The Price of Oil
Primary tabs
With events in North Africa and the Middle East putting oil in the news recently, it's perhaps time to say a few words about the oil price.
Here's a graph of the movement of the daily oil price (Brent) over the last 20 years or so.

We can see that the annual price of oil has been increasing steadily since 2004. There was a peak in the oil price at an annualised rate of around $100 and a fall to an annualised price of around $60 per barrel in 2009. In 2010, the annual price was up to $80.

Zooming in to the price over the last 6 months we can see a linear increase in price most of which preceeds the current unrest in the Middle East and North Africa.

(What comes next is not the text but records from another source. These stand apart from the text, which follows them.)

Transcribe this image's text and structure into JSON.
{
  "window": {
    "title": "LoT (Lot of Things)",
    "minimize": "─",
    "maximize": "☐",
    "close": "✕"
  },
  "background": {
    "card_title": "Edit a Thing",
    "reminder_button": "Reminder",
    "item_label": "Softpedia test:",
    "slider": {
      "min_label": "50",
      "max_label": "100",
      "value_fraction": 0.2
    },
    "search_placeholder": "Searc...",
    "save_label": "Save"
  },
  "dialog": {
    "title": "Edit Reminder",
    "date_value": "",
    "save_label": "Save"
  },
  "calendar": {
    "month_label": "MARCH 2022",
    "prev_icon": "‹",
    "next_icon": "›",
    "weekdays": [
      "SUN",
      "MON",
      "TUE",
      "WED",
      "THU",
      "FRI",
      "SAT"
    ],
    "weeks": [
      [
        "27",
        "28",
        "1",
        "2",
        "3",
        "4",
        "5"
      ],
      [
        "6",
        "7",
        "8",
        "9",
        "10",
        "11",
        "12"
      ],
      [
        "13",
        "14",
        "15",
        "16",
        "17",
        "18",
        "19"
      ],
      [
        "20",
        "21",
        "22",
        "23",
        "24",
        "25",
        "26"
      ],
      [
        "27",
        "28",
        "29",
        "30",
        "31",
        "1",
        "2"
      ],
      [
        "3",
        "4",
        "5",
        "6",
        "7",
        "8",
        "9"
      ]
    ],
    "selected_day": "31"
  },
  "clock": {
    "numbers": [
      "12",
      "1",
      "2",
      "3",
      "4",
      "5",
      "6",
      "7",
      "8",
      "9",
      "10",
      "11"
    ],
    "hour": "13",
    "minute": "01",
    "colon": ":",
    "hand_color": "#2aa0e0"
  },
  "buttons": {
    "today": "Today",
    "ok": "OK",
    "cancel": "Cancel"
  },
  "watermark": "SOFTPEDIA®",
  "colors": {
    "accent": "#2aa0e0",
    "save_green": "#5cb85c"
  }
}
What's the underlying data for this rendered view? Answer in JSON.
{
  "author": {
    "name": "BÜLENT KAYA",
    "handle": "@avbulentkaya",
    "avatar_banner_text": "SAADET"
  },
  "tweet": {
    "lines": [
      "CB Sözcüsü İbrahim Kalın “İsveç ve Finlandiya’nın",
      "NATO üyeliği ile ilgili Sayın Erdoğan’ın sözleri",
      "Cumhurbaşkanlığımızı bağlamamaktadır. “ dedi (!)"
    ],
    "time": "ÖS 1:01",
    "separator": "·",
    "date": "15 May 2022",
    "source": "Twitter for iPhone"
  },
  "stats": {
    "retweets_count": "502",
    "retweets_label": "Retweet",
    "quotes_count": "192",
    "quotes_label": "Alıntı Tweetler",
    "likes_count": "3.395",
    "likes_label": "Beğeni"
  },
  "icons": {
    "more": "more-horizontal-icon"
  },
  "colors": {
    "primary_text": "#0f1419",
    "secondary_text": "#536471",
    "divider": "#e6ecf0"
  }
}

The oil price started 2011 at $95 per barrel. Recent unrest in Libya has caused the oil price to increase to well above $110 per barrel. If the oil price is in this range or higher for the rest of 2011, the annualised price for the year will be higher than the $80 per barrel figure of 2010 and possibly higher than the figure of around $100 in 2008.
It is thought that some of the increase in oil price since 2004 is due to world exports of oil peaking around 2005. It is believed that world oil exports will continue to decline and, unless there is a reduction in demand for oil, global oil prices will continue to be volatile.
In an interview with David Strahan in October 2007 Sadad al-Huseini, former head of exploration and production at Saudi Aramco, said that oil production had reached a structural ceiling determined by geology rather than geopolitics, and that the technical floor (the cost of producing oil excluding factors such as geopolitical risk and hedge fund speculation) for the oil price would rise by $12 annually for the next 4 to 5 years as new fields become increasingly costly to exploit. At that time, just under three and a half years ago, al-Huseini is quoted as saying that the technical floor was $70 a barrel. Add three and a half times $12 and we get a technical floor price of $112 - which is almost exactly what the oil price is today. The oil price history with al-Huseini's projection of the technical floor price is shown in the final graph.

After the disruption of the financial crisis, is the price of oil back on the trend that Sadad al-Huseini suggested in 2007?